Mike came to the summit of the old road and stopped and looked down. For a moment he felt lost again, as he had when he’d thought about the plump, blonde waitress. He had expected Canyon Street to look much brighter. He had expected a lot of orange windows close together on the other side of the canyon. Instead there were only a few scattered lights across the darkness, and they were white. They made no communal glow upon the steep slope, but gave out only single, white needles of light, which pierced the darkness secretly and lonesomely, as if nothing could ever pass from one house to another over there. Canyon Street was very dark too. There it went, the street he loved, steeply down into the bottom of the canyon, and down its length there were only the few street lights, more than a block apart, swinging in the wind and darting about that cold, small light. The snow whirled and swooped under the nearest street light below.
“You are getting to be an old fool,” Mike Braneen said out loud to himself, and felt better. This was the way Gold Rock was now, of course, and he loved it all the better. It was a place that grew old with a man, that was going to die some time too. There could be an understanding with it.

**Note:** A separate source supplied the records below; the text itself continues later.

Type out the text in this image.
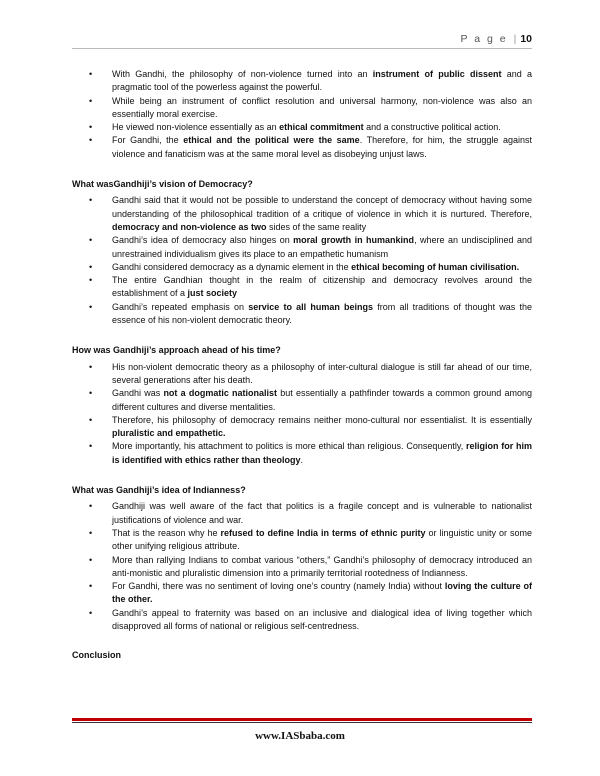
P a g e | 10
• With Gandhi, the philosophy of non-violence turned into an instrument of public dissent and a pragmatic tool of the powerless against the powerful.
• While being an instrument of conflict resolution and universal harmony, non-violence was also an essentially moral exercise.
• He viewed non-violence essentially as an ethical commitment and a constructive political action.
• For Gandhi, the ethical and the political were the same. Therefore, for him, the struggle against violence and fanaticism was at the same moral level as disobeying unjust laws.

What wasGandhiji’s vision of Democracy?

• Gandhi said that it would not be possible to understand the concept of democracy without having some understanding of the philosophical tradition of a critique of violence in which it is nurtured. Therefore, democracy and non-violence as two sides of the same reality
• Gandhi’s idea of democracy also hinges on moral growth in humankind, where an undisciplined and unrestrained individualism gives its place to an empathetic humanism
• Gandhi considered democracy as a dynamic element in the ethical becoming of human civilisation.
• The entire Gandhian thought in the realm of citizenship and democracy revolves around the establishment of a just society
• Gandhi’s repeated emphasis on service to all human beings from all traditions of thought was the essence of his non-violent democratic theory.

How was Gandhiji’s approach ahead of his time?

• His non-violent democratic theory as a philosophy of inter-cultural dialogue is still far ahead of our time, several generations after his death.
• Gandhi was not a dogmatic nationalist but essentially a pathfinder towards a common ground among different cultures and diverse mentalities.
• Therefore, his philosophy of democracy remains neither mono-cultural nor essentialist. It is essentially pluralistic and empathetic.
• More importantly, his attachment to politics is more ethical than religious. Consequently, religion for him is identified with ethics rather than theology.

What was Gandhiji’s idea of Indianness?

• Gandhiji was well aware of the fact that politics is a fragile concept and is vulnerable to nationalist justifications of violence and war.
• That is the reason why he refused to define India in terms of ethnic purity or linguistic unity or some other unifying religious attribute.
• More than rallying Indians to combat various “others,” Gandhi’s philosophy of democracy introduced an anti-monistic and pluralistic dimension into a primarily territorial rootedness of Indianness.
• For Gandhi, there was no sentiment of loving one’s country (namely India) without loving the culture of the other.
• Gandhi’s appeal to fraternity was based on an inclusive and dialogical idea of living together which disapproved all forms of national or religious self-centredness.

Conclusion

www.IASbaba.com
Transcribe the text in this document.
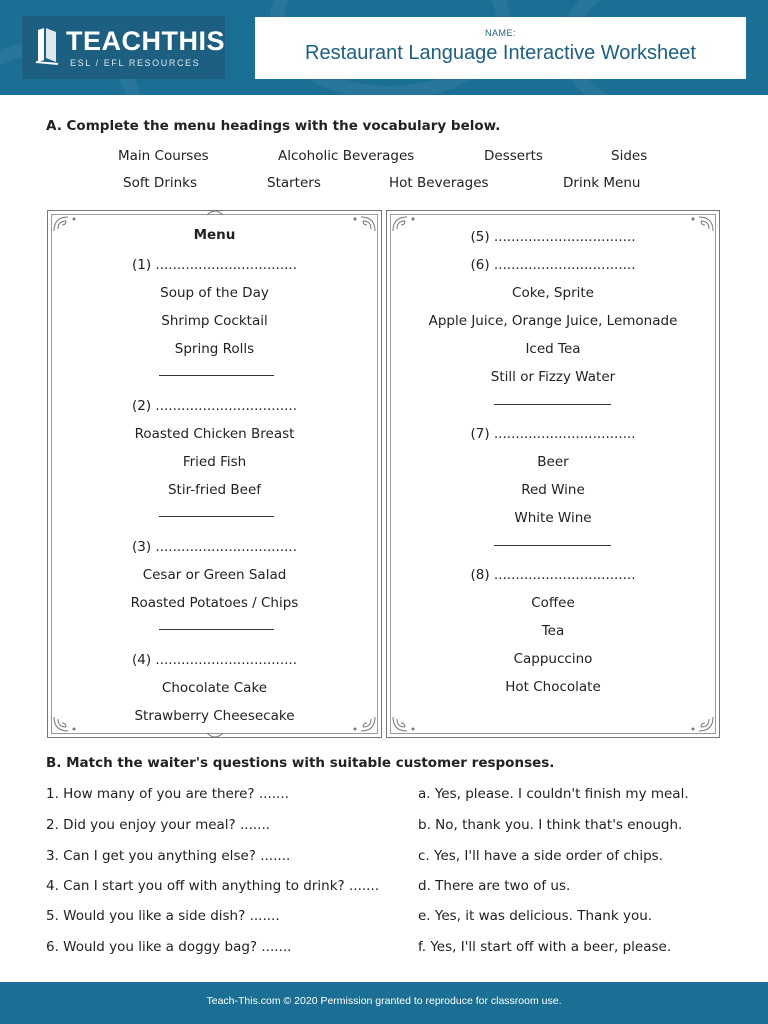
TEACHTHIS
ESL / EFL RESOURCES
NAME:
Restaurant Language Interactive Worksheet
A. Complete the menu headings with the vocabulary below.
Main Courses	Alcoholic Beverages	Desserts	Sides
Soft Drinks	Starters	Hot Beverages	Drink Menu
Menu
(1) .................................
Soup of the Day
Shrimp Cocktail
Spring Rolls
(2) .................................
Roasted Chicken Breast
Fried Fish
Stir-fried Beef
(3) .................................
Cesar or Green Salad
Roasted Potatoes / Chips
(4) .................................
Chocolate Cake
Strawberry Cheesecake
(5) .................................
(6) .................................
Coke, Sprite
Apple Juice, Orange Juice, Lemonade
Iced Tea
Still or Fizzy Water
(7) .................................
Beer
Red Wine
White Wine
(8) .................................
Coffee
Tea
Cappuccino
Hot Chocolate
B. Match the waiter's questions with suitable customer responses.
1. How many of you are there? .......
2. Did you enjoy your meal? .......
3. Can I get you anything else? .......
4. Can I start you off with anything to drink? .......
5. Would you like a side dish? .......
6. Would you like a doggy bag? .......
a. Yes, please. I couldn't finish my meal.
b. No, thank you. I think that's enough.
c. Yes, I'll have a side order of chips.
d. There are two of us.
e. Yes, it was delicious. Thank you.
f. Yes, I'll start off with a beer, please.
Teach-This.com © 2020 Permission granted to reproduce for classroom use.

He worked his way slowly down into Canyon Street, with Annie slipping and checking behind him. Slowly, with the blown snow behind them, they came to the first built-up block, and passed the first dim light showing through a smudged window under the arcade. They passed the dark places after it, too, and the second light. Then Mike Braneen stopped in the middle of the street, and Annie stopped beside him, pulling her rump in and turning her head away from the snow. A highway truck, coming down from the head of the canyon, had to get way over onto the wrong side of the street to pass them. The driver leaned out as he went by, and yelled, “Pull over, Pop. You’re in town now.”